On the other hand, I have a patient who is threatening to call his Lawyer because I had him in restraints due to being combative(VERY VERY strong man). He was chaptered, detox etc...you know the kind. I was called every name you could ever think of. such a pleasant man....

Specializes in None - yet ;).

I currently work in a LTC. The facility is a little different - we're not your typical "old folks home". We have a ventilator unit and most of our patients are there temporarily for SNF and pt/ot. I've only been there a month and I frickin HATE it.

When I was hired I was told RT would be on the clock 24/7. To handle the vents and trach patients. That was a lie. And trying to answer vent alarms during morning med pass is ridiculous. Not to mention the super needy patients who are freaking out at 0630 thinking they're going to die if they don't get out of bed or get suctioned RIGHT NOW.

Then there's management. Last week, I was called on my day off and told I needed to come in (a half hour drive) and write a nurse's note on a patient. Since it was my day off, my car was being fixed. I planned it for my day off purposely. I told them I'd come in as soon as I got ny car back. The administrator informed me that it was unacceptable that I didn't have my car and to be in by 2pm or I was fired. The training is horrible. I was accused of not being a team player, even though I do other people's work all the time - willingly, with a smile. Almost everyday I work, I'm there an hour or more past my scheduled shift. I've never gotten a lunch break - ever. Eating lunch consists of stuffing my face at the nurses station while charting. We're severely short staffed. Oh, and when I told my boss that I'm pregnant, I was yelled at for "hiding it" from them - they said I should've told them during my interview. Seriously? It's illegal to ask someone if they're pregnant during an interview. It's illegal to discriminate based on pregnancy, just like the color of someone's skin.

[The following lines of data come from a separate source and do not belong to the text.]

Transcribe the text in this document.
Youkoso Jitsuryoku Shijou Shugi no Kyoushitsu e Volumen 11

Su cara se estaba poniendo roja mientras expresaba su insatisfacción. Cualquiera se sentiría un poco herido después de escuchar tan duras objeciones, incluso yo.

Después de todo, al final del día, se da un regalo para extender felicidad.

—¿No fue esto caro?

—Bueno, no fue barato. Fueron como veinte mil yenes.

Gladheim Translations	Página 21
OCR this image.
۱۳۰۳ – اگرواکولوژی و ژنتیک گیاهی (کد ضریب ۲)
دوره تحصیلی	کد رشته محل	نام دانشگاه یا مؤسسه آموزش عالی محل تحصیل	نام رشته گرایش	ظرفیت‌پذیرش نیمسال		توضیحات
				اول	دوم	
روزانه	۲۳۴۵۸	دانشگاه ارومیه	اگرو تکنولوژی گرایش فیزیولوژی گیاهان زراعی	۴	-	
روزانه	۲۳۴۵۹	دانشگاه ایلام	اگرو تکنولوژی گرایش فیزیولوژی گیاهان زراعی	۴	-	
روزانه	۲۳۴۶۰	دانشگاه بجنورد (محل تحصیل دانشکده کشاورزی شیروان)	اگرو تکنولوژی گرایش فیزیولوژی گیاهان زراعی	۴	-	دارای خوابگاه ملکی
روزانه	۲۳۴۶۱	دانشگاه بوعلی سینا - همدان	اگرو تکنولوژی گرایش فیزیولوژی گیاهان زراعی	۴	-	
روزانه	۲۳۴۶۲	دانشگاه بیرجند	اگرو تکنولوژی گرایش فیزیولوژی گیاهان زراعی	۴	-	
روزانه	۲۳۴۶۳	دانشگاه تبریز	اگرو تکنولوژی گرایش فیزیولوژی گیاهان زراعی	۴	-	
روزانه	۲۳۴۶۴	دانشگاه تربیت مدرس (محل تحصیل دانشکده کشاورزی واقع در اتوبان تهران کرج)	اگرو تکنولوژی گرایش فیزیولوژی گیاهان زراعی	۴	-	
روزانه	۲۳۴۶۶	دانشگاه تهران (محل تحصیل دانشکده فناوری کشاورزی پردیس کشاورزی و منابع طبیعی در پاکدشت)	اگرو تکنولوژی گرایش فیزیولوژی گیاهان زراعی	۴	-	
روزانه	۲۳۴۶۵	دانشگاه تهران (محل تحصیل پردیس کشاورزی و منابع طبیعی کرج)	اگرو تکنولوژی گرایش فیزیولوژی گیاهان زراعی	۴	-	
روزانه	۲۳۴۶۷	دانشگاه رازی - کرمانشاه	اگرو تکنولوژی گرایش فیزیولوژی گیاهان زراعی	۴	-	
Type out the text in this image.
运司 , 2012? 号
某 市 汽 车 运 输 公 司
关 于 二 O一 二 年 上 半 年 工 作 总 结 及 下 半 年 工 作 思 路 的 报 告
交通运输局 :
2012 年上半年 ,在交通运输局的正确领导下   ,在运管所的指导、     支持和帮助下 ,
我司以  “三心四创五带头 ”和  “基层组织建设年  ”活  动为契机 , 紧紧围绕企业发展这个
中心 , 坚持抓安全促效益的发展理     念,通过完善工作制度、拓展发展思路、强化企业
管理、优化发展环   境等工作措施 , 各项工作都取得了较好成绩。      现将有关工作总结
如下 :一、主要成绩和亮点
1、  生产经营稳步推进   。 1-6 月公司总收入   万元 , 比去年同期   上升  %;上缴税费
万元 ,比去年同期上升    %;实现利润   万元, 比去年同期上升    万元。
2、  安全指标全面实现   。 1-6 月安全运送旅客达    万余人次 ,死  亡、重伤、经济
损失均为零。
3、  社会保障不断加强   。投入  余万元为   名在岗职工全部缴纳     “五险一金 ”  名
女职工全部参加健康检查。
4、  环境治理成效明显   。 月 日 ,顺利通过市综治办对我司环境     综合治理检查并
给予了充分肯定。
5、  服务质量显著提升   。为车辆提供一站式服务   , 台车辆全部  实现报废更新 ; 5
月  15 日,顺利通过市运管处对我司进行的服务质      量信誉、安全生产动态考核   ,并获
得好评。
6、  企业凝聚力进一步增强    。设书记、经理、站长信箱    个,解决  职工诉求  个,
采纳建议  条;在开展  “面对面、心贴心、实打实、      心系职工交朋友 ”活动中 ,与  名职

I get told almost everyday that I'm doing something wrong. I live in constant fear of being fired - but it's not really fear when some days you hope to be fired just so you don't have to go back. The administrator -after finding out about the pregnancy - told me she'd fight any work related injury claims on my part because she thinks I'd get injured just to get paid while off work on maternity leave (that thought never even crossed my mind). So if I really do get injured I'm in trouble. Not to mention the fact that because if the heavy work load I feel like I'm unable to provide good patient care and everyday I go to work I feel like my license is in jeopardy. I feel like everything I do is scrutinized - like I walked into a big witch hunt and no matter how good of a nurse I am, I'm screwed because it's so busy there and so chaotic that mistakes are more easy to make than anywhere I've ever worked. I do everything I can to cover my butt, but I don't think it's enough especially now that I'm on their radar since I'm pregnant.

Anyone else in a situation like this?

that is nursing for you and it is only going to get worse. Our hospital is actually talking about getting rid of CNAs because "nurses can do it." think about it....If our hospital does without CNAs i will be leaving. I doubt i'd even give 2 weeks notice.

With over 700,000 allnurses members, one would think we could change the world for the better. Plus we are the largest medical profession in the USA.